How to Realize a Capital Loss for Tax Reasons

Sometimes investment losses can be used in a smart way to lower your taxes.

Girl with two pumpkins. She doesn't know about tax loss harvesting rules yet.
Harvesting losses is not as fun a harvesting pumpkins, but it may save you more in taxes. Kidstock / Getty Images

When an investment goes down in value and you sell it or exchange it for a different investment, you realize a "capital loss." There will be times where you may want to realize a capital loss on purpose for tax reasons to reduce your income tax bill. Capital losses can be used to offset capital gains, and potentially used to offset some ordinary income.

Why Realize a Capital Loss?

One reason you might consider intentionally realizing capital losses would be if you were incurring large capital gains in the same tax year.

Let's say you sold a piece of real estate, a business, or a mutual fund or stock with a large capital gain.

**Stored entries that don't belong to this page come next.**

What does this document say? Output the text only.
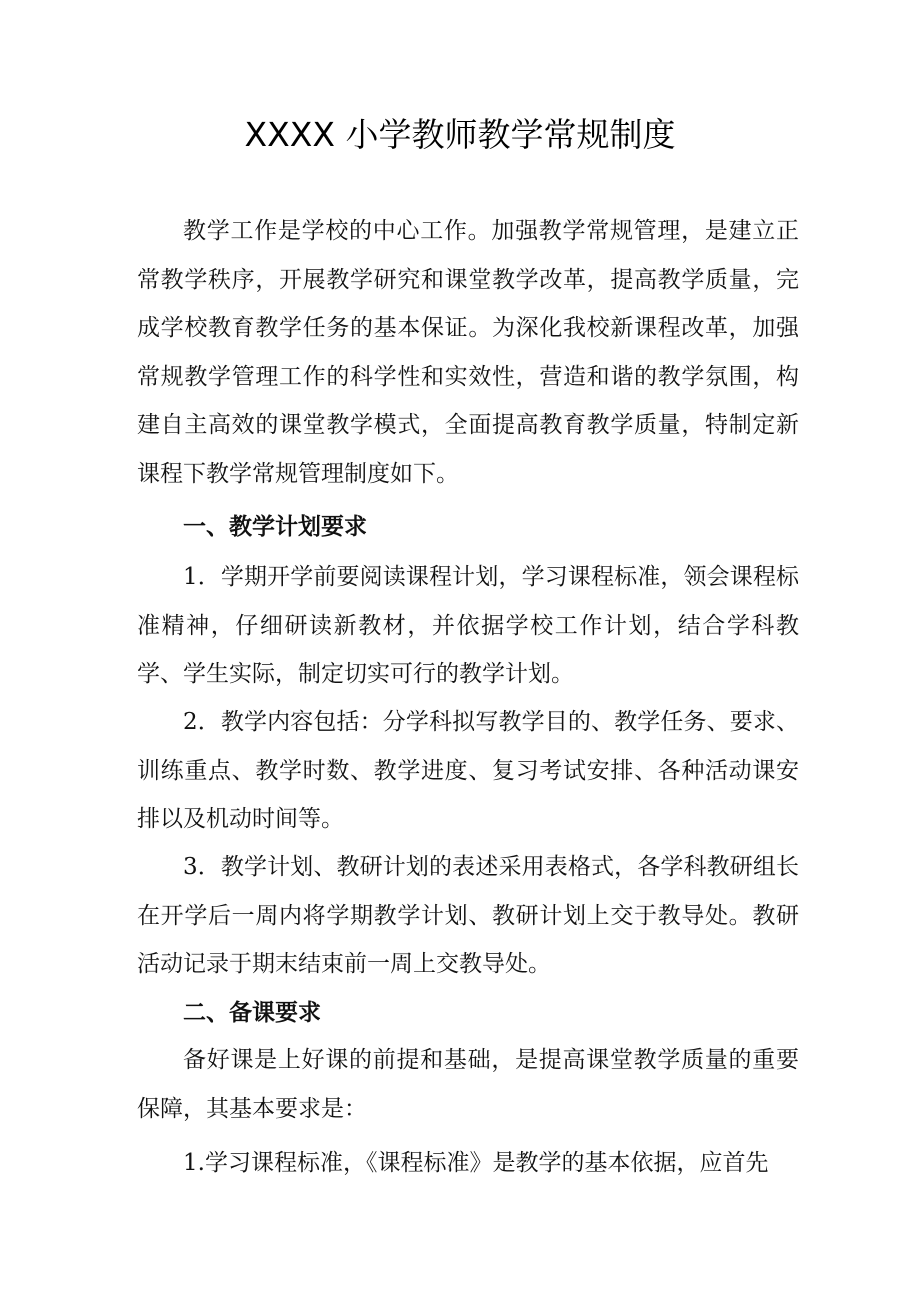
XXXX 小学教师教学常规制度

教学工作是学校的中心工作。加强教学常规管理，是建立正常教学秩序，开展教学研究和课堂教学改革，提高教学质量，完成学校教育教学任务的基本保证。为深化我校新课程改革，加强常规教学管理工作的科学性和实效性，营造和谐的教学氛围，构建自主高效的课堂教学模式，全面提高教育教学质量，特制定新课程下教学常规管理制度如下。

一、教学计划要求

1．学期开学前要阅读课程计划，学习课程标准，领会课程标准精神，仔细研读新教材，并依据学校工作计划，结合学科教学、学生实际，制定切实可行的教学计划。

2．教学内容包括：分学科拟写教学目的、教学任务、要求、训练重点、教学时数、教学进度、复习考试安排、各种活动课安排以及机动时间等。

3．教学计划、教研计划的表述采用表格式，各学科教研组长在开学后一周内将学期教学计划、教研计划上交于教导处。教研活动记录于期末结束前一周上交教导处。

二、备课要求

备好课是上好课的前提和基础，是提高课堂教学质量的重要保障，其基本要求是：

1.学习课程标准，《课程标准》是教学的基本依据，应首先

You might be able to rearrange other investment holdings you have for the purpose of generating losses to offset your capital gain. This works best with mutual funds and exchange traded funds.

With mutual funds, by exchanging one fund for another, you can realize a capital loss for tax reasons without necessarily incurring a long-term investment loss.

Here’s an example of how this works:

  • Assume you own a Vanguard S&P 500 Index fund. You bought it for $100,000 at the beginning of the year. The market went down, and it is now worth $70,000. You know in the long run the markets will recover, so you don’t want to sell it at a loss, but you would like to be able to use the loss for tax purposes.
  • Instead of selling your fund and going to cash or moving into a different type of investment, you sell it and buy a fund that owns the same underlying stocks; the Fidelity Spartan S&P 500 Index fund, for example. Both funds own the same stuff: all of the stocks listed in the S&P 500 Index. Now, as the market recovers, your portfolio will recover.
  • Since you switched to a different investment, that $30,000 loss will be considered a realized loss and you will report it on your tax return.
  • The loss can be used to offset other capital gains you may have. $3,000 of the loss can be deducted against ordinary income. You can then carryover any remaining loss to the next tax year.

    This strategy works well with mutual funds, or exchange-traded funds, as it is easy to find numerous funds that own the same underlying stocks. With this type of exchange, you can capture the tax loss while staying invested in the desired investment allocation.

    Ordinary income tax rates are higher than capital gains tax rates. For someone in the 33% tax bracket, having an additional $3,000 of capital loss that could be deducted against ordinary income would save them an extra $390 a year (calculated by taking the difference between the 33% income tax rate and the 20% capital gains tax rate and multiplying by $3,000).  For some tax payers it can save even more. When this strategy is used consistently it can add up to multiple thousands in tax savings over an investor's lifetime.

    Capital Losses with Individual Stocks

    With individual stocks, this strategy does not work in the same way. Although you can sell your existing stock, and realize the loss, you cannot easily replace it with a similar stock that would be expected to perform in the same way. You might come close by purchasing a stock in the same industry, but company-specific factors may lead one stock to perform quite differently than the other.

    When selling investments to realize a capital loss for tax purposes, make sure you are buying investments with different ticker symbols. If you sell and buy the same security within 30 days, the wash sale rule may apply and your tax loss could be disallowed.

    The wash sale rule does not apply if you sell and buy mutual funds with different ticker symbols, even if the two funds own the same underlying securities.